A Novel Automatic Framework for Speaker Drift Detection in Synthesized Speech
Summary: arXiv:2604.06327v1 Announce Type: cross
Recent advancements in diffusion-based text-to-speech (TTS) models have significantly improved the naturalness and expressiveness of synthesized speech. However, these models often encounter a critical issue known as speaker drift. This phenomenon refers to a subtle, yet noticeable, shift in the perceived identity of the speaker within a single utterance, which can detract from the overall coherence of synthetic speech, particularly in long-form or interactive applications.
Introduction to Speaker Drift
Speaker drift is an underexplored challenge in the realm of TTS, where maintaining a consistent speaker identity is crucial for user engagement and satisfaction. As TTS technologies become more integrated into applications such as virtual assistants, audiobooks, and interactive voice response systems, the implications of speaker drift grow increasingly significant. This article introduces a groundbreaking framework aimed at automatically detecting speaker drift, thus enhancing the reliability of synthesized speech.
Framework Overview
Our proposed framework addresses speaker drift detection by framing it as a binary classification problem that evaluates the consistency of speaker identity at the utterance level. The key components of our approach include:
- Cosine Similarity Computation: We compute the cosine similarity across overlapping segments of synthesized speech, which allows for a nuanced assessment of speaker identity shifts.

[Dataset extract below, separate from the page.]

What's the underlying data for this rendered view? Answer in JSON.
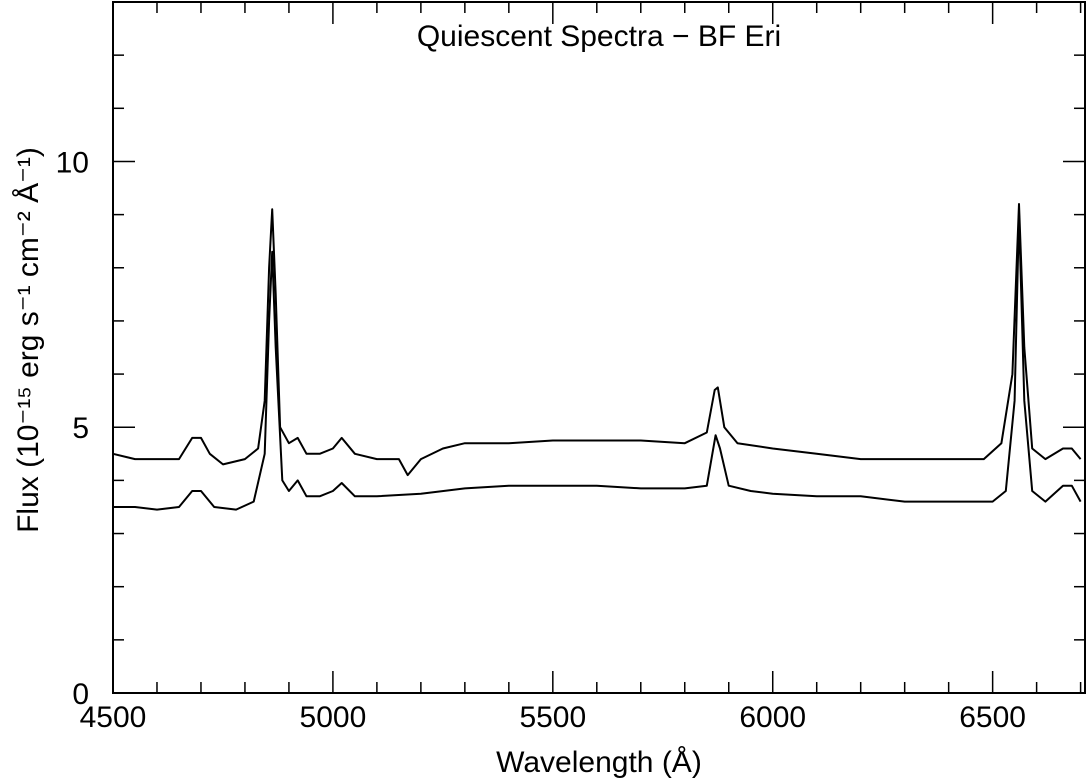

- Large Language Models (LLMs): By leveraging structured representations, we prompt LLMs to analyze the computed similarities and assess the presence of drift.
- Theoretical Guarantees: Our method provides theoretical guarantees for the effectiveness of cosine-based drift detection, ensuring a robust framework for practical applications.
Geometric Clustering of Speaker Embeddings
In our analysis, we observe that speaker embeddings exhibit meaningful geometric clustering on the unit sphere. This geometric perspective not only reinforces the validity of our detection framework but also opens new avenues for research in speaker identity and representation in TTS systems.
Benchmark and Evaluation
To evaluate the effectiveness of our speaker drift detection framework, we constructed a high-quality synthetic benchmark that features human-validated speaker drift annotations. This benchmark serves as a critical tool for assessing the performance of various state-of-the-art LLMs in the context of drift detection. Through rigorous experimentation, we confirm the viability of our embedding-to-reasoning pipeline, demonstrating its potential to enhance the coherence of synthesized speech.
Conclusion and Future Work
Our work establishes speaker drift as a distinct and significant research problem within the field of TTS. By bridging geometric signal analysis with LLM-based perceptual reasoning, we provide a novel approach to understanding and mitigating speaker drift in synthesized speech. Future research may explore further refinements of this framework, the integration of additional machine learning techniques, and broader applications across various TTS platforms.
In conclusion, the automatic detection of speaker drift represents a vital step toward achieving more coherent and natural synthesized speech, thereby enhancing user experience in interactive and long-form contexts.